When I was a child, you see, before my faith got complicated by all this adult stuff, the cemetery was a place of joy and a place of play. It was where my cousins and I laughed and danced and leap frogged over one tombstone to another. Death held no fear for us. Death just resided at this cool place where we remembered Papa and played and laughed and chased the woes of this life away.
On that first Easter morning, the women went to the place of burial to perform the tasks that death required. Their responsibility was to prepare the body of the Lord according to the tenants of their faith. They were doing their duty. But Jesus is not there. The tomb is empty. Something has changed. The place of burial is no longer something of awe and fear, a place where we need to be afraid, to be intimidated. Jesus is no longer there. He has risen.
I love the way Matthew tells it. In his gospel they run to tell the disciples. They are filled with an eagerness to let others know that death has been defeated. In Matthew’s gospel there’s an energy about it. There’s a spontaneousness about it. There’s a celebration about it. Death is defeated. Christ is risen. Christ is risen indeed!
A boy named Mark was not quite four years old when his lizard died. His grandmother realizing that this was the child’s first brush with death thought it might be appropriate to hold a funeral for the pet. She explained to Mark what a funeral was and suggested he could invite a couple of his friends to attend the funeral. When the time came Mark and his friends stood beside the hole grandmother had dug. His grandmother stood on the other side of the hole with a shoe box in her hand in which Mark had placed his lizard. The grandmother said a few things, placed the shoebox in the hole, and then she asked if Mark would like to have a prayer.
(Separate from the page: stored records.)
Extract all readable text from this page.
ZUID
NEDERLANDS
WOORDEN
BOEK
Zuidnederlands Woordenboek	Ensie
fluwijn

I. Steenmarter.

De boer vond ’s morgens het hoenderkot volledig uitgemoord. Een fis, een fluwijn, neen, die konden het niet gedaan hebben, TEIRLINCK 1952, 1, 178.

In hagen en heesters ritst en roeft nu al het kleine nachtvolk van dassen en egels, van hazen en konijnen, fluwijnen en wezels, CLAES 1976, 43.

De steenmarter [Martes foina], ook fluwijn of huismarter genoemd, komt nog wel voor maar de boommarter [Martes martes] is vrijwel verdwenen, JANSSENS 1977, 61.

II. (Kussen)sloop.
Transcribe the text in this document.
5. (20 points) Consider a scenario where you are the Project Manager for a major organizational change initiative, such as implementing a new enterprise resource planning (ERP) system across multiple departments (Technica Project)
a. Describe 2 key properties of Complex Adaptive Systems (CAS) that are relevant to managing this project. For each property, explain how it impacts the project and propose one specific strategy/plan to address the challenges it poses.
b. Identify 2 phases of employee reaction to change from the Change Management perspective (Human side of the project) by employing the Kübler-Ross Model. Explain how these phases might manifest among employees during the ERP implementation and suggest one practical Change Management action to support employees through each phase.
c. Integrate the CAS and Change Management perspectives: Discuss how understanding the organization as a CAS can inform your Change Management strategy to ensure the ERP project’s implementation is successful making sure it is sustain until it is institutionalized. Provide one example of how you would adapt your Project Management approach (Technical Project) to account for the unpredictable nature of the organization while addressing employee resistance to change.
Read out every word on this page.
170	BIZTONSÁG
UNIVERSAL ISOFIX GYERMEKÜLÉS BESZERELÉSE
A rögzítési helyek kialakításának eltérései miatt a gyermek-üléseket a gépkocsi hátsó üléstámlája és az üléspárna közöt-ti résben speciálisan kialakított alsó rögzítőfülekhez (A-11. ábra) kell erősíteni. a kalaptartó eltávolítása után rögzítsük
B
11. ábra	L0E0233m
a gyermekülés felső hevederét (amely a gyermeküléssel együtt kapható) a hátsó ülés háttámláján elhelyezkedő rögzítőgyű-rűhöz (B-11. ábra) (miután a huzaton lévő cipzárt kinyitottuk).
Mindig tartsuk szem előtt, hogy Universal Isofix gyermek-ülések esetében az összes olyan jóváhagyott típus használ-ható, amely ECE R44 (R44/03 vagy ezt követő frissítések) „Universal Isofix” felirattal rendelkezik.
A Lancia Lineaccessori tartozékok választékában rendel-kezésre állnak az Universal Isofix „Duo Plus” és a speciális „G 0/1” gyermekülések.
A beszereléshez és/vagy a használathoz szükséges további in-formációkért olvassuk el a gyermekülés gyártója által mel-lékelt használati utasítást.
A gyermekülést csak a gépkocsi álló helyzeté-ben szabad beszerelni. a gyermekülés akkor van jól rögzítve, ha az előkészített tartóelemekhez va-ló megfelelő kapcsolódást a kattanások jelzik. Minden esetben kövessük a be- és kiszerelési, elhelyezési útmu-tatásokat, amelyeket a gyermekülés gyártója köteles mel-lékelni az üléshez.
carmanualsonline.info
He said he would but wanted his grandmother to pray. She did. And then she said, “Would you like to sing a song now?”
Mark bowed his head. He folded his hands in front. There were tears in his eyes as he belted out, “Hit the road, Jack...”
“Hit the road, Jack, and don’t you come back no more, no more.” Please don’t think that sacrilege. In my mind it’s an anthem. For since Jesus rose from dead, we have the promise that death is not the answer. There is something beyond. There is something more.
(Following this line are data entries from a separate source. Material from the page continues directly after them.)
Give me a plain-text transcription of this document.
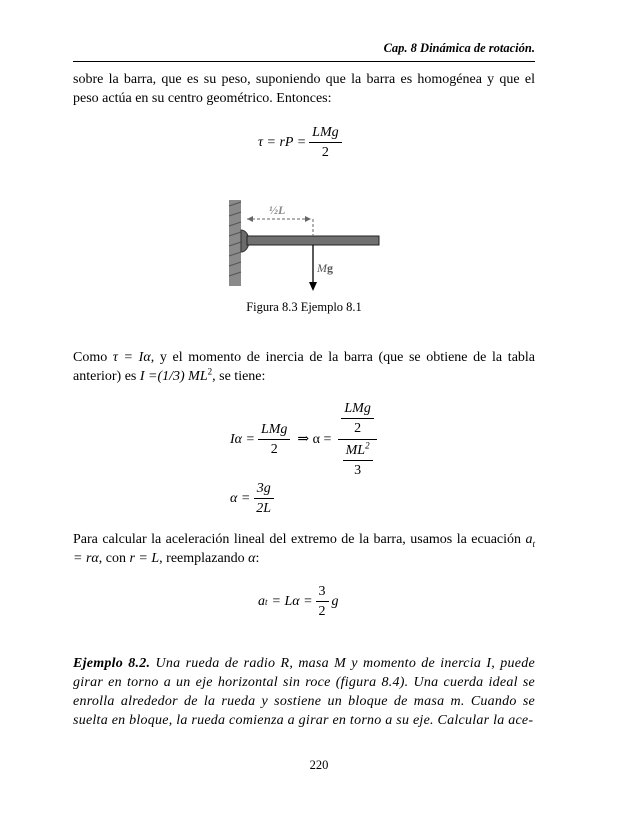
Cap. 8 Dinámica de rotación.

sobre la barra, que es su peso, suponiendo que la barra es homogénea y que el peso actúa en su centro geométrico. Entonces:

τ = rP = $\frac{\text{LMg}}{2}$
½L
Mg
Figura 8.3 Ejemplo 8.1

Como τ = Iα, y el momento de inercia de la barra (que se obtiene de la tabla anterior) es I =(1/3) $ML^2$, se tiene:

$I\alpha = \frac{\text{LMg}}{2}$ ⇒ $\alpha = \frac{\frac{\text{LMg}}{2}}{\frac{ML^2}{3}}$
$\alpha = \frac{3g}{2L}$

Para calcular la aceleración lineal del extremo de la barra, usamos la ecuación $a_t = r\alpha$, con r = L, reemplazando α:

a $t = L\alpha = \frac{3}{2}$ g

Ejemplo 8.2. Una rueda de radio R, masa M y momento de inercia I, puede girar en torno a un eje horizontal sin roce (figura 8.4). Una cuerda ideal se enrolla alrededor de la rueda y sostiene un bloque de masa m. Cuando se suelta en bloque, la rueda comienza a girar en torno a su eje. Calcular la ace-

220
After I took Ansley home that day when she leapt from one tombstone to the other, I came back and put some flowers on Papa’s grave. But, you know, not that I think about it, I wish I hadn’t done that. I wish that day when Ansley cried to me “Watch!” and leaped from one tombstone to the other I had cried back to her, “I used to do that, too. When my faith was young and unencumbered with all this adult stuff I could dance, and laugh, and play, and leap and dance among the tombstones.” And having said that I wish I could have dragged my fragile body up on that tombstone and cried to her “Watch me!” and leapt from one tombstone to another, honoring the memory of my Papa and living the faith of my Papa by dancing in the presence of death.
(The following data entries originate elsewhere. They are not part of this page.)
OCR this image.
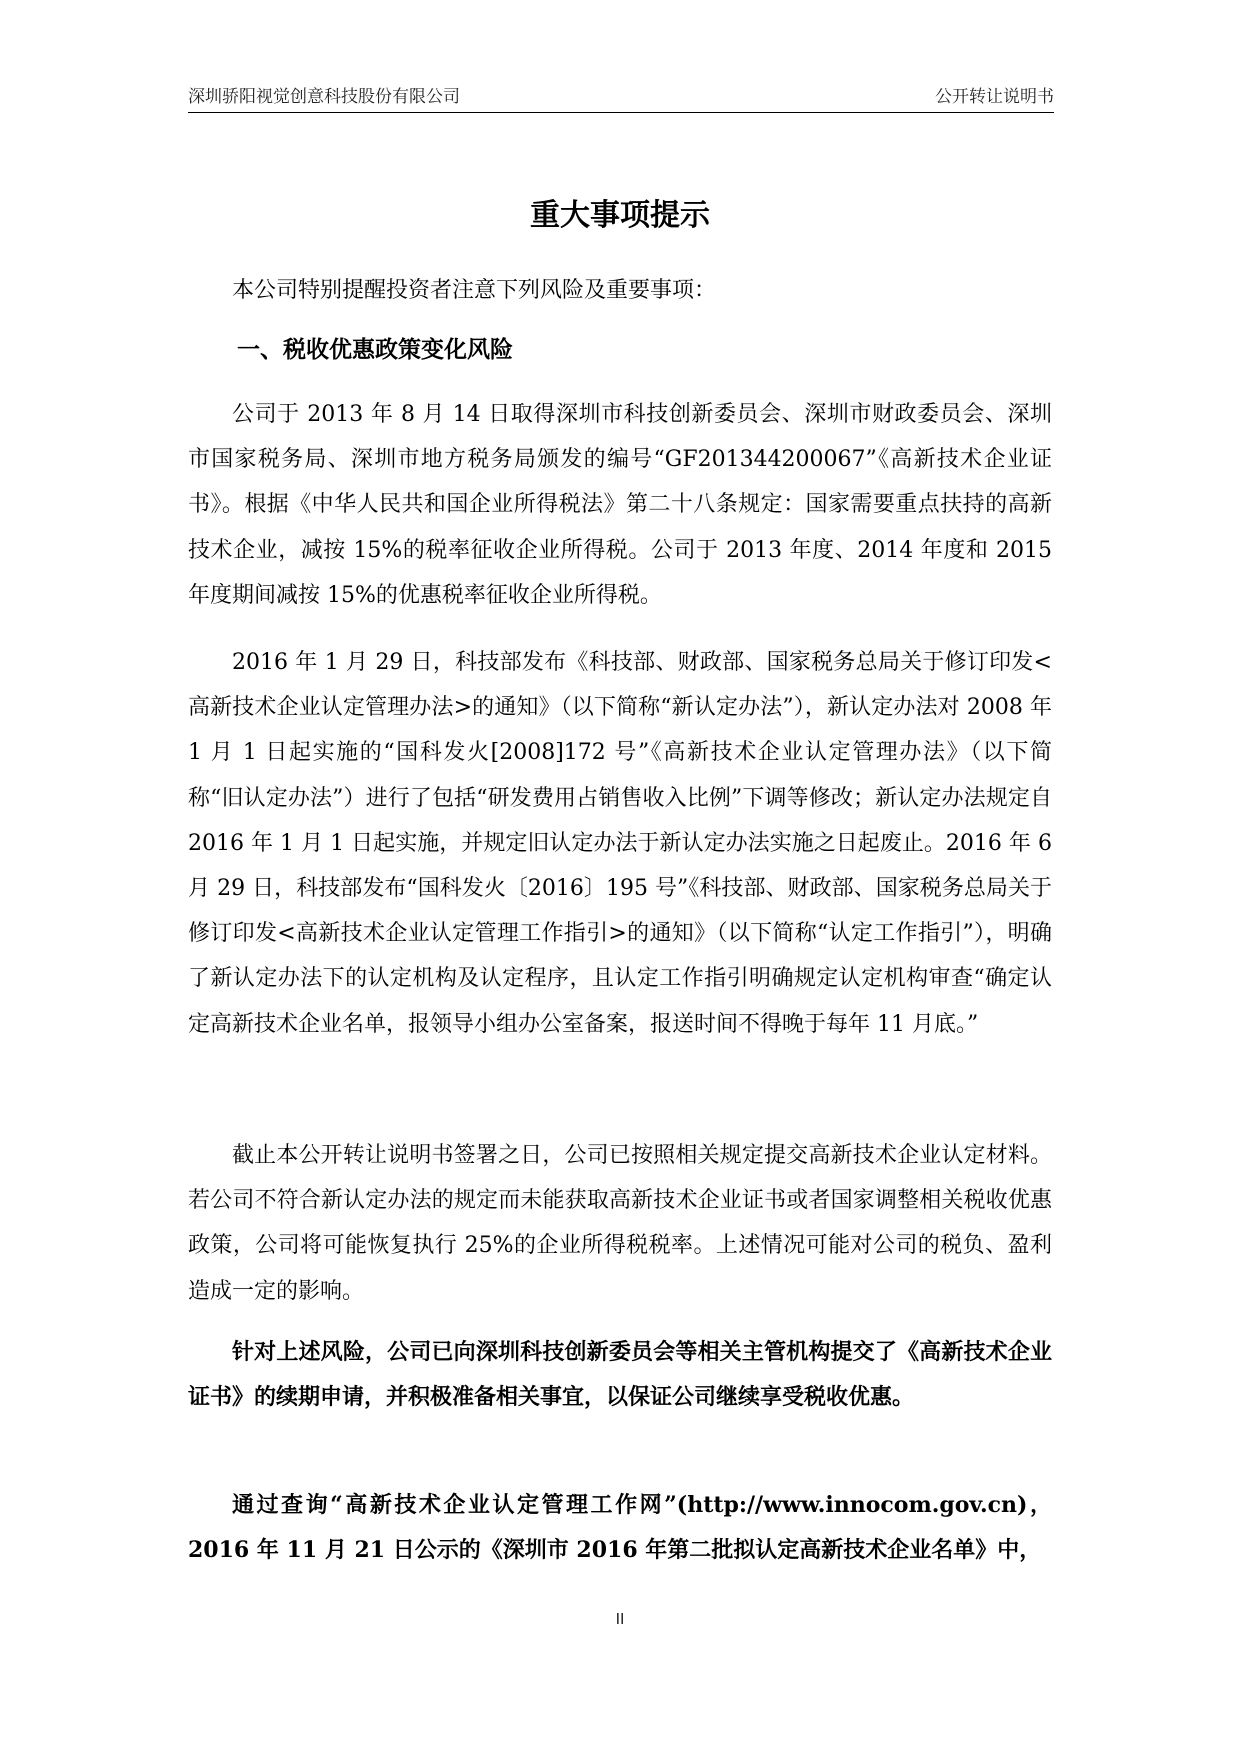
深圳骄阳视觉创意科技股份有限公司	公开转让说明书
重大事项提示

本公司特别提醒投资者注意下列风险及重要事项：

一、税收优惠政策变化风险

公司于 2013 年 8 月 14 日取得深圳市科技创新委员会、深圳市财政委员会、深圳市国家税务局、深圳市地方税务局颁发的编号“GF201344200067”《高新技术企业证书》。根据《中华人民共和国企业所得税法》第二十八条规定：国家需要重点扶持的高新技术企业，减按 15%的税率征收企业所得税。公司于 2013 年度、2014 年度和 2015 年度期间减按 15%的优惠税率征收企业所得税。

2016 年 1 月 29 日，科技部发布《科技部、财政部、国家税务总局关于修订印发<高新技术企业认定管理办法>的通知》（以下简称“新认定办法”），新认定办法对 2008 年 1 月 1 日起实施的“国科发火[2008]172 号”《高新技术企业认定管理办法》（以下简称“旧认定办法”）进行了包括“研发费用占销售收入比例”下调等修改；新认定办法规定自 2016 年 1 月 1 日起实施，并规定旧认定办法于新认定办法实施之日起废止。2016 年 6 月 29 日，科技部发布“国科发火〔2016〕195 号”《科技部、财政部、国家税务总局关于修订印发<高新技术企业认定管理工作指引>的通知》（以下简称“认定工作指引”），明确了新认定办法下的认定机构及认定程序，且认定工作指引明确规定认定机构审查“确定认定高新技术企业名单，报领导小组办公室备案，报送时间不得晚于每年 11 月底。”

截止本公开转让说明书签署之日，公司已按照相关规定提交高新技术企业认定材料。若公司不符合新认定办法的规定而未能获取高新技术企业证书或者国家调整相关税收优惠政策，公司将可能恢复执行 25%的企业所得税税率。上述情况可能对公司的税负、盈利造成一定的影响。

针对上述风险，公司已向深圳科技创新委员会等相关主管机构提交了《高新技术企业证书》的续期申请，并积极准备相关事宜，以保证公司继续享受税收优惠。

通过查询“高新技术企业认定管理工作网”(http://www.innocom.gov.cn)，2016 年 11 月 21 日公示的《深圳市 2016 年第二批拟认定高新技术企业名单》中，

II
They did their worst to my Lord. But in the end my Lord leap frogged from death into eternal life.
They cut me down and I leapt up high
I am the life that will never, never die.
I’ll live in you if you’ll live in me
I am the Lord of the dance, said he.
If you come looking for me next week and can’t find me, you might check with the pastor of the Bethesda United Methodist Church. Ask him to look out his window and see if there’s an old preacher out in the cemetery leap frogging among the tombstones. I just may be there, because Christ has risen and I can dance in the face of death.